November 5, 2008
Bumper rapeseed and sunflower crops in Canada, Australia, Russia and Ukraine may put downward pressure on global vegetable oil prices over the next few months.
The current weakness in vegetable oils is not due to excess stocks of palm oil alone, but also because of favorable weather that has pushed up production of rapeseed and sunflower, said a Kuala Lumpur-based executive at a global trading company.
Sunflower oil's premium over soy oil, by end-October, has narrowed substantially to just $5 a tonne from US$265 / tonne in early July, Thomas Mielke, editor-in-chief of Oil World, a Hamburg-based journal on vegetable oils, said Tuesday, 4 November 2008.
He said higher sunflower production in the northern hemisphere including countries such as Ukraine, Turkey and Russia have dragged down the premium.

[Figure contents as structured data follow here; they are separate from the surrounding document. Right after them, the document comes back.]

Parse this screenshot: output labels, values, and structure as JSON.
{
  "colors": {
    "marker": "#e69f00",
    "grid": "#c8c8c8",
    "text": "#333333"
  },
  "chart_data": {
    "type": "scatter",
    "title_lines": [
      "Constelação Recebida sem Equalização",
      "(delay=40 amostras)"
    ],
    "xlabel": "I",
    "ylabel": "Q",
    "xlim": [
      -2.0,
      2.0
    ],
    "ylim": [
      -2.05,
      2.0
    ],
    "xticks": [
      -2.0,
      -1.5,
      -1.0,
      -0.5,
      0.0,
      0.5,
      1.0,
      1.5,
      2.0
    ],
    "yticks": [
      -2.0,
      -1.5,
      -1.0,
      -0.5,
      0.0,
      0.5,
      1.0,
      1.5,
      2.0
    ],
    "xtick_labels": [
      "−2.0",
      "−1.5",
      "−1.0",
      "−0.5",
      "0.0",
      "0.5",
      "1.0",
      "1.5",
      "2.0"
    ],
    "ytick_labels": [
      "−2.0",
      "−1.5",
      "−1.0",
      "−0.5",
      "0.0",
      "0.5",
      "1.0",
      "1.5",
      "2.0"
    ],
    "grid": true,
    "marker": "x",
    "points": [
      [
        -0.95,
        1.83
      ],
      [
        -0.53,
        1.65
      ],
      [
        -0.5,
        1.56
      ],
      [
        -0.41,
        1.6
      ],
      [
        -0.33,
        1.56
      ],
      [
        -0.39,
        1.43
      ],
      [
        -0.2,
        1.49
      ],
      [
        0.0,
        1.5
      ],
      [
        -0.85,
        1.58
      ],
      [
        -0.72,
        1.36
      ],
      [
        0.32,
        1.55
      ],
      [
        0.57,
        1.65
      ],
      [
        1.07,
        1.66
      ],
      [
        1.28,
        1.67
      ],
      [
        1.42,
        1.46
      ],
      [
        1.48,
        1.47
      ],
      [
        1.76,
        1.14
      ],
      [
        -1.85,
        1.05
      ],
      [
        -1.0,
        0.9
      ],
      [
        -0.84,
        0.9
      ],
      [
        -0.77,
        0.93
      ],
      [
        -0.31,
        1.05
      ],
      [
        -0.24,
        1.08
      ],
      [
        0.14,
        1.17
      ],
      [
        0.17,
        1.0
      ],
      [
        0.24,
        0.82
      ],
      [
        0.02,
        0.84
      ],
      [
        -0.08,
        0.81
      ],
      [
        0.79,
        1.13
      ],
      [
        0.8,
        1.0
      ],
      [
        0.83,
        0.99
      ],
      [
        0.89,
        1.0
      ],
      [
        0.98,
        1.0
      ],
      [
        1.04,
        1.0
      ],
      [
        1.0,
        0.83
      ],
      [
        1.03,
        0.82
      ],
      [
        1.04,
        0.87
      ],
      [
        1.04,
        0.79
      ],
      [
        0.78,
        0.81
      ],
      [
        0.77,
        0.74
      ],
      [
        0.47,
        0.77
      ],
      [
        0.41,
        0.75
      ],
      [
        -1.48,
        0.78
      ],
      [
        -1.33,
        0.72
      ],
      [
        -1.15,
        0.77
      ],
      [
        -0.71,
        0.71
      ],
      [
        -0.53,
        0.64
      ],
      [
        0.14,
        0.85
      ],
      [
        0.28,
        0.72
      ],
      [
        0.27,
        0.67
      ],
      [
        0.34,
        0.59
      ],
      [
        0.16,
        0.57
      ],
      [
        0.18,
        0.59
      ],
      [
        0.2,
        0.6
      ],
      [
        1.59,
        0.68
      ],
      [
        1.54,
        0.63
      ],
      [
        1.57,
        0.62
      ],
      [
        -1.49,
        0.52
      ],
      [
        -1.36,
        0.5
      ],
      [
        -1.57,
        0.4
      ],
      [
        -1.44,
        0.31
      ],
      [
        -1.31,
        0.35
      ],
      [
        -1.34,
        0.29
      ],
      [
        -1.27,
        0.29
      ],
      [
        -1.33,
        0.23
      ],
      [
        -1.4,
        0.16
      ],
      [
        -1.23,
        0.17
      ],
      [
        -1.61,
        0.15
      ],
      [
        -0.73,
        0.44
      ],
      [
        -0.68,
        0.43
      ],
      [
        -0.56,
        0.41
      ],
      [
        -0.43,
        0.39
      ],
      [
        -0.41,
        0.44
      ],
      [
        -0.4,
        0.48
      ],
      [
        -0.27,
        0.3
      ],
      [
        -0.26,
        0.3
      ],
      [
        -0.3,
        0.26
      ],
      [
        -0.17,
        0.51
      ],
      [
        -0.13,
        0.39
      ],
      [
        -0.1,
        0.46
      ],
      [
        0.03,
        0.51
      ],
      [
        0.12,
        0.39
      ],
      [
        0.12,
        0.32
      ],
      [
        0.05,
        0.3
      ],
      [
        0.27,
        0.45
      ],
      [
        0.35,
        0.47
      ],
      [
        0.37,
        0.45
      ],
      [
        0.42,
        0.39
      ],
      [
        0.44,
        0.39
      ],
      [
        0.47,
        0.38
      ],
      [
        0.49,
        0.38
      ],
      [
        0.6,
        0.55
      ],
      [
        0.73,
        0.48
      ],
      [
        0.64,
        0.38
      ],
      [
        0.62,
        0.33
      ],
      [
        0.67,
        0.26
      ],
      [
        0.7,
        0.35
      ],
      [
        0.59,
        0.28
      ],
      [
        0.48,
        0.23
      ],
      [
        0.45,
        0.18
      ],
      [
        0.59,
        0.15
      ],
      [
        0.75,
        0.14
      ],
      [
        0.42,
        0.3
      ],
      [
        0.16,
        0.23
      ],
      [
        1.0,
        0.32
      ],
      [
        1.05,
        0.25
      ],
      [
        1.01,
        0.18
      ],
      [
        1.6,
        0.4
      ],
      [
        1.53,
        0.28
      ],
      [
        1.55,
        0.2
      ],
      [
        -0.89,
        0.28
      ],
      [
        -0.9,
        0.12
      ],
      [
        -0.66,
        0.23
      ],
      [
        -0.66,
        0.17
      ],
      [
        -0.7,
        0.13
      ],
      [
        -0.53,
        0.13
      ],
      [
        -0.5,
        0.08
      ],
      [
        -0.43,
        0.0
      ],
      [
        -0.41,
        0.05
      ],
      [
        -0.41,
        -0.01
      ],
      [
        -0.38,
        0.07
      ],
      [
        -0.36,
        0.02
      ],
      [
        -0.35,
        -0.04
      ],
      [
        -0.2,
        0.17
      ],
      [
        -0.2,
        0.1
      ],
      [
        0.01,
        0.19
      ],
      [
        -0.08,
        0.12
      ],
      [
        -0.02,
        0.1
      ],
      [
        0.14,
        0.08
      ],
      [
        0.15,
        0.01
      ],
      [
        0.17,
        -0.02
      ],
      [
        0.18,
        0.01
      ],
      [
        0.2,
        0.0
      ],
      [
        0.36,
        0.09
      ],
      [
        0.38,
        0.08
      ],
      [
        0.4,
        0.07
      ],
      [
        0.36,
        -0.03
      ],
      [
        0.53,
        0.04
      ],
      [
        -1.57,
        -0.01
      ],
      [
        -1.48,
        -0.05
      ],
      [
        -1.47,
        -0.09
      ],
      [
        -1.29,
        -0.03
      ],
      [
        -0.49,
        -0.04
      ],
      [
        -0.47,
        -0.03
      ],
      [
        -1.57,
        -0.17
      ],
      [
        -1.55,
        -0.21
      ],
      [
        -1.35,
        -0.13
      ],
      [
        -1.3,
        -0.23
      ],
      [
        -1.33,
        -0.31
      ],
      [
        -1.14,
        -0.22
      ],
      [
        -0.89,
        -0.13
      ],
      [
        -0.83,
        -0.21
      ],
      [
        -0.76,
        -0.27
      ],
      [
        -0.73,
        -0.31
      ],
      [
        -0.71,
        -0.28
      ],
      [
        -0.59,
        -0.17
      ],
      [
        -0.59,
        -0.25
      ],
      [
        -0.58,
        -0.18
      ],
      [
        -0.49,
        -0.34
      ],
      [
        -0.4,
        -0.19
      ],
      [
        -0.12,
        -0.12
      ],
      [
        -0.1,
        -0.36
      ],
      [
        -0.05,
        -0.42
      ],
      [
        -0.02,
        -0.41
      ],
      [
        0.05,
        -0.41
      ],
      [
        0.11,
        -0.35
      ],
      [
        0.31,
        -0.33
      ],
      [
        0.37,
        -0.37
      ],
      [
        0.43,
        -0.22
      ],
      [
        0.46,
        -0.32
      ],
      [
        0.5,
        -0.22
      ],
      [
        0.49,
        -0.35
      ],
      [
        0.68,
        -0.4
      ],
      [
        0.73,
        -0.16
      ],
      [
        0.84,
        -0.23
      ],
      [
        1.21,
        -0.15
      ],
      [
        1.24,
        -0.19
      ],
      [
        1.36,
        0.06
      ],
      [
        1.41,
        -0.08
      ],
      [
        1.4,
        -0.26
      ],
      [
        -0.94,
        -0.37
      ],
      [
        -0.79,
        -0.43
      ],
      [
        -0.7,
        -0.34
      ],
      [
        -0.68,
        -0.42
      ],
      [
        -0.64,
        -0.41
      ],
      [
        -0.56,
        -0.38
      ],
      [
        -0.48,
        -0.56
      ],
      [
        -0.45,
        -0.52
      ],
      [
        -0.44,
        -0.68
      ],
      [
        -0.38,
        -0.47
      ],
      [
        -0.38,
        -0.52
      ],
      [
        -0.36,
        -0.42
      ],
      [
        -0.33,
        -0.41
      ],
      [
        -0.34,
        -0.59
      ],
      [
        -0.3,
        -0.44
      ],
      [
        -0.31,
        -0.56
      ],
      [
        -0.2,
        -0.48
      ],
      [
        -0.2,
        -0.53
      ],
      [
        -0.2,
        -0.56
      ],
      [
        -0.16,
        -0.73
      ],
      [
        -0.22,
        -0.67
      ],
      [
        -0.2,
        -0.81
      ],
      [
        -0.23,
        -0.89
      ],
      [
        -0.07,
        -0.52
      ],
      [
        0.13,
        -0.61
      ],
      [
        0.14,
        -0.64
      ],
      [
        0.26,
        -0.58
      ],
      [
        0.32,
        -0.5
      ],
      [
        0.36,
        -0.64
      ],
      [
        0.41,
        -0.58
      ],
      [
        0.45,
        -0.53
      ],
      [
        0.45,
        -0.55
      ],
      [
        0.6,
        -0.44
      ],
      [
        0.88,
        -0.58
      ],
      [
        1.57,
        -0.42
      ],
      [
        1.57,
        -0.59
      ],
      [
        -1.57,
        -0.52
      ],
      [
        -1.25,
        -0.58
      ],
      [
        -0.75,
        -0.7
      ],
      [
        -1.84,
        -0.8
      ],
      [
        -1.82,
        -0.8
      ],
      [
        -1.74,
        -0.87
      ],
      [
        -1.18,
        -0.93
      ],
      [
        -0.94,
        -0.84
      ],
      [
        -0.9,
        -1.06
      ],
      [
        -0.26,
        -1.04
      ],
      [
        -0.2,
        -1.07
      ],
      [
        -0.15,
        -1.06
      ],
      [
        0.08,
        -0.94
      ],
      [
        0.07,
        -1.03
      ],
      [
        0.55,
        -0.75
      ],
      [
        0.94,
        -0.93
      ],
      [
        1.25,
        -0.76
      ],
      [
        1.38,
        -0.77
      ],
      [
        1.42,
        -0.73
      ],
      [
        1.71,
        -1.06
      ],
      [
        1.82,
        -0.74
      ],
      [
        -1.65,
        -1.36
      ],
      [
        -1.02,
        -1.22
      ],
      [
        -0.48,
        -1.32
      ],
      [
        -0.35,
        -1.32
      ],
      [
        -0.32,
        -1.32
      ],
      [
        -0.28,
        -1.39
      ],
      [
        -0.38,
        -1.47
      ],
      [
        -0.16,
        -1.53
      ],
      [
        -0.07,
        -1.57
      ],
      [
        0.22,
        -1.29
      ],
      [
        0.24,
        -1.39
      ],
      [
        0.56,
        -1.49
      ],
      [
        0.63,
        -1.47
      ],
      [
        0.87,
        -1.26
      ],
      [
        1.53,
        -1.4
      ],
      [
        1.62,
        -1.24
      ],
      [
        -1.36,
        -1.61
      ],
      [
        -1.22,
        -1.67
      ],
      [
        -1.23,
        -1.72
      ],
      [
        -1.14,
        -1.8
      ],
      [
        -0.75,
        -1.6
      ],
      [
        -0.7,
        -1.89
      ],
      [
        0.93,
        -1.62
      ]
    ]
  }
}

Global sunflower oil and rapeseed oil production may rise by 1.6 million and 1.2 million tonnes respectively in 2008-09 after a decline last year, according to estimates by London-based vegetable oils analyst Dorab Mistry.
The marketing year for vegetable oils run from October to September .
The overproduction of sunflower seed in Ukraine and Russia is exerting pressure on price of soy oil in the export market, said Mistry, addressing the annual forum of Japan Oilseeds and Processors Association last week.
Most export markets for rapeseed appear to have been taken up already by Ukraine's production and therefore, Canada and Australia have an unenviable problem (of surplus) at hand, noted Mistry.
A Brussels-based trading executive said Russia and Ukraine are swapping their costlier sunflower oil and rapeseed oil for cheaper palm oil cargoes. There is a large demand for rapeseed oil in the EU to make biodiesel.
The EU, which produces nearly a third of the world's rapeseed output, is now one of the world's largest producers of biodiesel by volume.
Biofuel producers now use nearly 60 percent of EU's rapeseed oil output.
Mielke said amid the overall fall in global vegetable oil prices, rapeseed oil's premium over soy oil has increased to US$200 / tonne as of end-October from US$40 / tonne in early July.
Mistry said domestic soy oil prices in the US will also be under pressure due to inflow of rapeseed, in one form or the other, seed, oil or biodiesel.
In absence of other markets, Canada's canola or rapeseed may find its way into the US.
Traders said if weather continues to be favorable, India will likely harvest a larger rapeseed crop in 2009.
As of Thursday, October 30 2008, its rapeseed acreage was an estimated 1.47 million hectares, up from 947,000 hectares a year ago.